Le agenzie per la fauna selvatica  degli Stati Usa sono consapevoli che le carneficine organizzate non possono tenere sotto controllo gli animali “nocivi” ma, per motivi politici, tendono comunque ad evitare di parlarne. Fa eccezione è il Department of natural resources della Georgia, che sponsorizza il “Georgia Coyote Challenge”, è premia i vincitori con dei fucili. La gara ha lo scopo di salvare i cervi dai coyote, ma in Georgia ci sono così tanti cervi che le quote di cervi per i cacciatori sono altissime e che molti di questi animali sono deboli e magri per mancanza di cibo e vengono sbranati direttamente dalle mute di cani da caccia. Walt Medwid, fondatore della Vermont Wildlife Coalition, denuncia: «Restando in silenzio sui killing contests, le agenzie per la fauna selvatica sostengono essenzialmente l’idea che i predatori siano dannosi. L’odio per i predatori è radicato anche nelle persone che dovrebbero sapere che i predatori rendono le prede forti e flessibili. Combattere queste gare va bene, ma a meno che non cambiamo l’infrastruttura abilitata a prendere decisioni sulla fauna selvatica, in qualche modo continuiamo a far f girare la ruota». Melissa Groo, una fotografa naturalista e consigliera della National Audubon Society aggiunge: «Non ho nulla contro la caccia per il cibo, ma questi killing contests sono uno spreco sfrenato, non caccia … In un momento in cui molta della nostra la fauna selvatica è in pericolo, penso che dovremmo guardare a questi animali in modo diverso e capire che hanno famiglie, sentimenti e relazioni. Onoriamoli celebrando le loro vite invece che la loro morte».

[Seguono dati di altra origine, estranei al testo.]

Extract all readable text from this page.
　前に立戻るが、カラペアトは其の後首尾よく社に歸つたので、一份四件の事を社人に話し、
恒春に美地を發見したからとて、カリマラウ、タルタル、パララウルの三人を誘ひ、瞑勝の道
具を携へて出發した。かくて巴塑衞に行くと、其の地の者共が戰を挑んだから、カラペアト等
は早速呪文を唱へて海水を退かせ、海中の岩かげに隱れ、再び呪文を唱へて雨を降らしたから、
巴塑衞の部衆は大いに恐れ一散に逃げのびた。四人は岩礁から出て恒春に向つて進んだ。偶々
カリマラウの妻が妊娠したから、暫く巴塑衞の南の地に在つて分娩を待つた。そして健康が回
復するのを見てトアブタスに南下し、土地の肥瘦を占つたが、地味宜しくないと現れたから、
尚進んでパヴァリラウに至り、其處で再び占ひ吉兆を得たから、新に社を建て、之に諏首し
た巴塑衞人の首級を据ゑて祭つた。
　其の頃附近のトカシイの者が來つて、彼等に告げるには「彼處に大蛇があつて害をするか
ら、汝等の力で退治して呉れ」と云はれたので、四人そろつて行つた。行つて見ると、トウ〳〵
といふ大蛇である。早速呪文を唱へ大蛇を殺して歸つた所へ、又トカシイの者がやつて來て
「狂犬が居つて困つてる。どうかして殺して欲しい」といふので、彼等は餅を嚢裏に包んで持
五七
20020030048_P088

Invece sui social network fioccano gli  inviti a sparare non solo ai coyote, ma anche a lupi e orsi fino ad eliminarli tutti e per farlo si utilizzano tecniche e proiettili proibiti che prolungano la sofferenza degli animali.

Un atteggiamento di una parte dei cacciatori che sta facendo montare la contrarietà della maggioranza dell’opinione pubblica verso le gare di abbattimento di animali selvatici e gli organizzatori di queste carneficine vietano la partecipazione di  giornalisti e fotografi sono banditi da competizioni, come successo al Coyote and Wolf Derby.

La buona notizia è che Coyote Contest lamenta che le gare/carneficine sono diminuite da 56 nel 2014-15 a 30 nel 2015-16 a 17 nel 2016-17. Ma non è chiaro se questo calo ufficiale indichi davvero una riduzione delle gare di uccisione o se semplicemente i promotori non le pubblicizzino più per sfuggire all’attenzione dell’opinione pubblica e dei media.